• Berlin
  • Jacob Sweetman: Sweet FA

Berlin

Jacob Sweetman: Sweet FA

On Monday night a show of solidarity between the fans of 1. FC Union and Eintracht Frankfurt, together against the German football association, may not have come out with the most subtle of messages, but resulted in a victory nonetheless.

Image for Jacob Sweetman: Sweet FA
Photo courtesy of www.unveu.de

As Christian Arbeit strode onto the sainted pitch of the Stadion an der Alten Försterei on Monday night, he gave himself away with a wink.

“Unioner…” as is his customary introduction to the fans that had sold out most of the stadium.

“Frankfurter…” to the Eintracht fans that were supposed to be banned.

“Shhhhhhh…” It was a tacit recognition that there were well over a thousand of last season’s self-proclaimed losers at football, but champions at fighting – the krawallmeisters in a Bundesliga season that saw them relegated – were swelling the ranks amongst the home fans.

Of course he knew they were there, after all it was the Union fans themselves who had helped for most of the tickets to fall into their hands after the DFB had announced that Eintracht would not be allowed to bring anyone to the game following trouble at the Fortuna Düsseldorf game in February.

It was a show of solidarity with a rival club. Football fans are loathe to come together in gushing scenes of mutual adoration – excepting the positively alien (and it can’t be weird just to me) of the fan friendships that spring up across the country – but the enemy of my enemy is my friend and all that. They came together in mutual distrust and loathing of the DFB – the German football association.

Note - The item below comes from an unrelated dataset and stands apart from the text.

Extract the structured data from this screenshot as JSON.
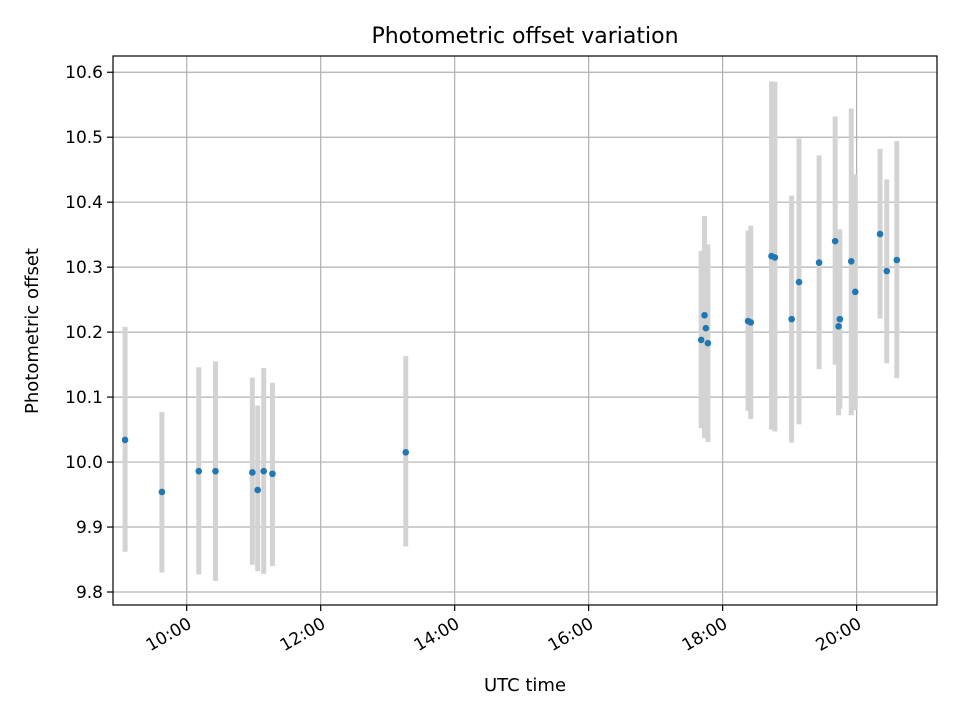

The backslapping would go on throughout a game that at many points nobody seemed to really be paying any attention to at all. They were concentrating on the result coming from across the city at the cannily organised derby between Union’s under 23’s and BFC Dynamo, and they were busy singing against the DFB. They were happy together about the banner adorned with a statement of beautiful simplicity, but, one must say, not the most erudite of messages. Presumably they had decided that subtlety would be misplaced.

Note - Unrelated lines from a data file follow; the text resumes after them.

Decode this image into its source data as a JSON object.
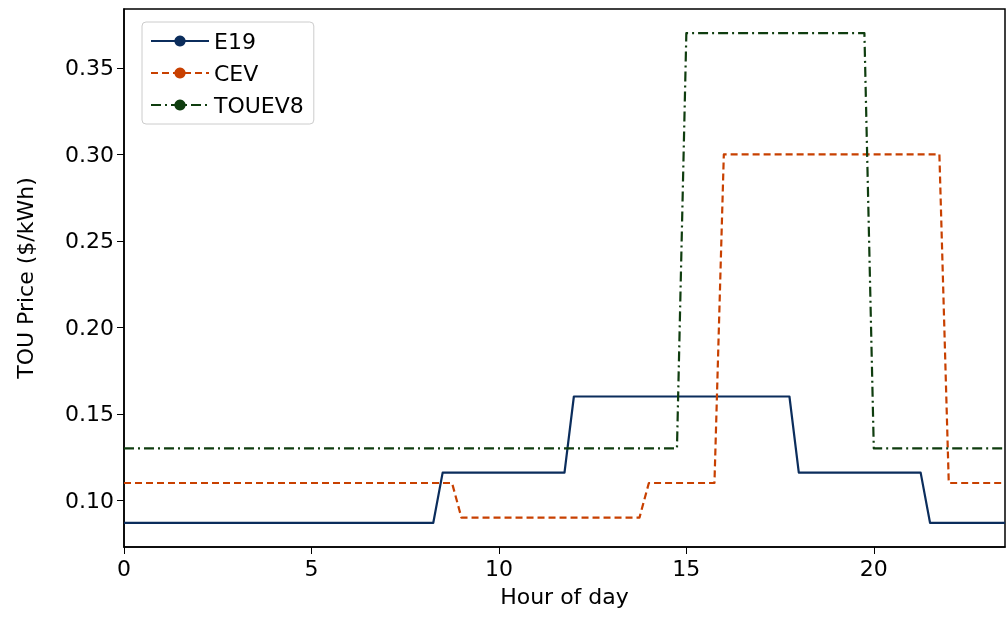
{
  "chart_data": {
    "type": "line",
    "xlabel": "Hour of day",
    "ylabel": "TOU Price ($/kWh)",
    "xlim": [
      0,
      23.5
    ],
    "xticks": [
      0,
      5,
      10,
      15,
      20
    ],
    "ylim": [
      0.073,
      0.384
    ],
    "yticks": [
      {
        "value": 0.1,
        "label": "0.10"
      },
      0.15,
      {
        "value": 0.2,
        "label": "0.20"
      },
      0.25,
      {
        "value": 0.3,
        "label": "0.30"
      },
      0.35
    ],
    "grid": false,
    "legend": "top left",
    "marker": "none",
    "series": [
      {
        "name": "E19",
        "color": "#0b2d5c",
        "line_style": "solid",
        "x": [
          0,
          8.25,
          8.5,
          11.75,
          12,
          17.75,
          18,
          21.25,
          21.5,
          23.5
        ],
        "values": [
          0.087,
          0.087,
          0.116,
          0.116,
          0.16,
          0.16,
          0.116,
          0.116,
          0.087,
          0.087
        ]
      },
      {
        "name": "CEV",
        "color": "#c84000",
        "line_style": "dashed",
        "x": [
          0,
          8.75,
          9,
          13.75,
          14,
          15.75,
          16,
          21.75,
          22,
          23.5
        ],
        "values": [
          0.11,
          0.11,
          0.09,
          0.09,
          0.11,
          0.11,
          0.3,
          0.3,
          0.11,
          0.11
        ]
      },
      {
        "name": "TOUEV8",
        "color": "#0f3d0f",
        "line_style": "dashdot",
        "x": [
          0,
          14.75,
          15,
          19.75,
          20,
          23.5
        ],
        "values": [
          0.13,
          0.13,
          0.37,
          0.37,
          0.13,
          0.13
        ]
      }
    ]
  }
}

“DFB, fuck yourselves” was there for all to see within the stadium, and without, on thousands of TVs across the country as SKY tried desperately to ignore it, and failed miserably.

Chants of “Fußballmafia DFB” washed around the stadium like a wave of self-satisfied backslapping on Oscar night, and as Eintracht took the lead after 10 minutes it became apparent just how many of their fans were in the stadium. I was stood at the opposite end to the banner – where the queues for beer are at their shortest, being a diligent football writer – and all around me people were screaming for their team. Somehow it turned out that I was the outsider in the away end. The end that wasn’t even supposed to exist.

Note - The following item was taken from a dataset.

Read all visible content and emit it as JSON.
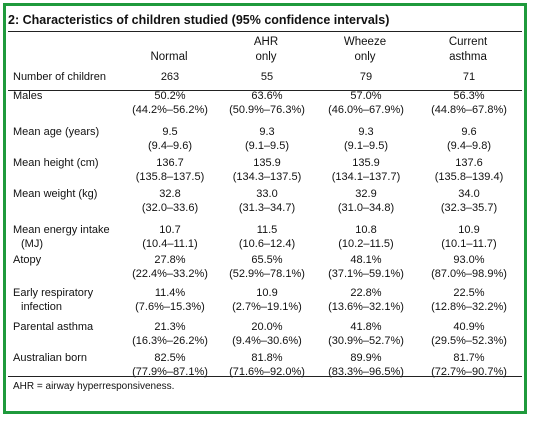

Within minutes they were clamouring to get into the closed off pen that was supposed to be theirs. A couple climbed the fences and took their places. More and more gathered at the sides. Eventually, Union had no choice but to open the away end, in defiance of the DFB ruling, but it had to be done. It was simple common sense. Within seconds a torrent had appeared as the Frankfurters streamed to take their places.

It remains to be seen what will happen next, but it would appear that the DFB have already acquiesced to the growing campaigns against the draconian banning of away fans in German football in the wake of the protests leading up to the big one at Union. The fans have won a small battle. For now.

But it still leaves simmering resentment in the face of ridiculous kick-off times set at the behest of SKY TV, and a groundswell of opinion that the rulers of the game are as out of touch as the traditional men in blazers that have always run the game in England. The DFB will be fought all the way by football fans struggling to retain control over their own club’s destinies.

There is a slight whiff of “What have the Romans ever done for us”, as the authorities try to balance the demands of 21st century commerce in a billion euro business, while curbing the excesses of the game’s worst behaved. They lead admirable campaigns against racism and homophobia, and, personally, I am a bit uncomfortable about absolute solidarity with a section of fans that are proud of their violent excesses, but the blanket banning of away fans was never going to be successful, and is also laying the blame for the actions of the minority on the many who use motorway service stations for buying overpriced, shitty cups of lukewarm grey coffee, and not as a place for ambushing the opposition’s buses.

So, in the words of Public Enemy:

“I’m not a law obeyer – so you can tell your mayor,

I’m a non-stop, rhythm rock poetry sayer

You just got caught a – for going out of order

And now you’re servin’ football teams their water.”

Union may have lost 4-0 on the night, but the fans of both sides could celebrate a victory together.